There are numerous text on global optimisation of the circle packing problem eg this paper
Consider that a rectangle has a large range of ratios of $W/H$.
It may help to consider the range from 1 (a square) to $W=2H$. Note that for any values where $W$ is greater than $2H$ there will be no further optimisation as your limit was two circles, and this extra width will just be considered wasted space.
Now there is a known global optimum for packing two circles in a square, where each circle has the same radius. Consider that if the radii can be different then the optimum will be a greedy selection of the first circle followed by a greedy selection for the second circle. Assuming that $r_1$ and $r_2$ can be different, I would suggest that the global optimum (though I'm not sure how to prove this) can be found by implementing a greedy first selection algorithm in this case.
Consider that the first cirle diameter is set to $min(W,H)$.
This gives $$r_1=\frac{min(W,H)}{2}$$
Without loss of generality assume that this is $H$ so that the remaining widthways is $(W-H)$. As depicted:
As $W-H$ increases, then the second circle increases in size until it has the same area as the first circle (when $W=2H$), and the two circles sit side by side.
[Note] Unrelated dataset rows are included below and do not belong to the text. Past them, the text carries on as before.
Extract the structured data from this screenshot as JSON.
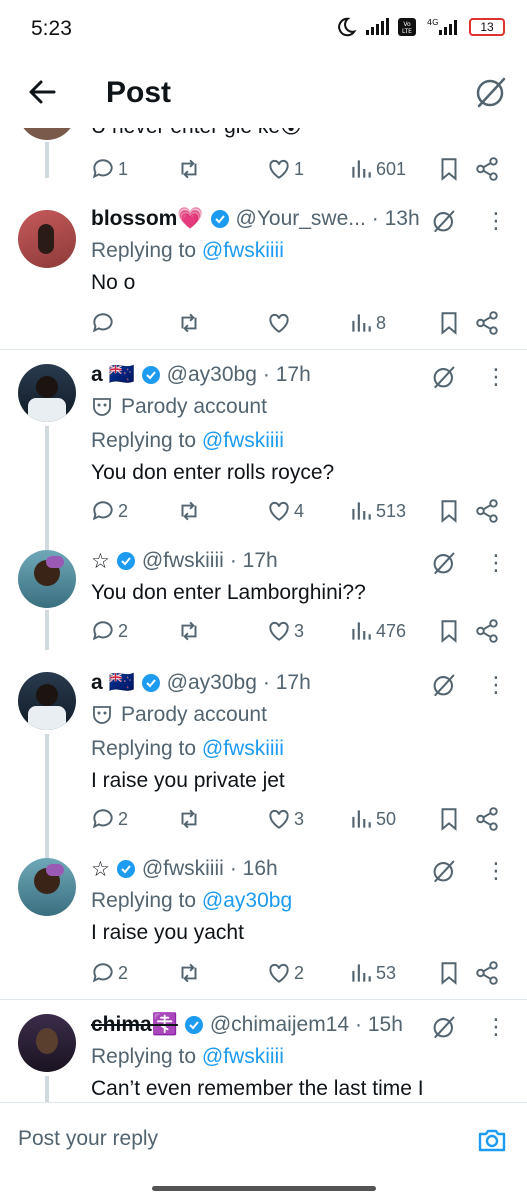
{
  "status": {
    "time": "5:23",
    "battery": "13"
  },
  "header": {
    "title": "Post"
  },
  "partial": {
    "text": "U never enter gle ke😮",
    "replies": "1",
    "likes": "1",
    "views": "601"
  },
  "tweets": [
    {
      "name": "blossom💗",
      "handle": "@Your_swe...",
      "time": "· 13h",
      "replying_to_label": "Replying to",
      "replying_to": "@fwskiiii",
      "text": "No o",
      "replies": "",
      "likes": "",
      "views": "8"
    },
    {
      "name": "a 🇳🇿",
      "handle": "@ay30bg",
      "time": "· 17h",
      "parody_label": "Parody account",
      "replying_to_label": "Replying to",
      "replying_to": "@fwskiiii",
      "text": "You don enter rolls royce?",
      "replies": "2",
      "likes": "4",
      "views": "513"
    },
    {
      "name": "☆",
      "handle": "@fwskiiii",
      "time": "· 17h",
      "text": "You don enter Lamborghini??",
      "replies": "2",
      "likes": "3",
      "views": "476"
    },
    {
      "name": "a 🇳🇿",
      "handle": "@ay30bg",
      "time": "· 17h",
      "parody_label": "Parody account",
      "replying_to_label": "Replying to",
      "replying_to": "@fwskiiii",
      "text": "I raise you private jet",
      "replies": "2",
      "likes": "3",
      "views": "50"
    },
    {
      "name": "☆",
      "handle": "@fwskiiii",
      "time": "· 16h",
      "replying_to_label": "Replying to",
      "replying_to": "@ay30bg",
      "text": "I raise you yacht",
      "replies": "2",
      "likes": "2",
      "views": "53"
    },
    {
      "name": "chima☦️",
      "handle": "@chimaijem14",
      "time": "· 15h",
      "replying_to_label": "Replying to",
      "replying_to": "@fwskiiii",
      "text": "Can’t even remember the last time I"
    }
  ],
  "reply": {
    "placeholder": "Post your reply"
  },
  "colors": {
    "accent": "#1d9bf0",
    "muted": "#536471",
    "divider": "#e1e8ed"
  }
}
Now Determine $r_1,r_2$ in terms of $W, H$:
From the second figure we have: $$L_1=\frac{h}{2}-r_2$$ $$L_2=w-\frac{h}{2}-r_2$$ $$L_3=\frac{h}{2}+r_2$$
$L^2_3=L^2_1+L^2_2$ by pythagoras, and so expanding and simplifying
$$\Rightarrow \frac{H^2}{4}+r^2_2-HW-2Wr_2+W^2=Hr_2$$ $$\Rightarrow r_2=-\sqrt{2}\sqrt{W}\sqrt{H}+W+\frac{H}{2}$$
Note that this is based on the model that width is strictly equal or larger than height. If the height grows larger the solution can be applied by rotating the model such that the width becomes greater than the height.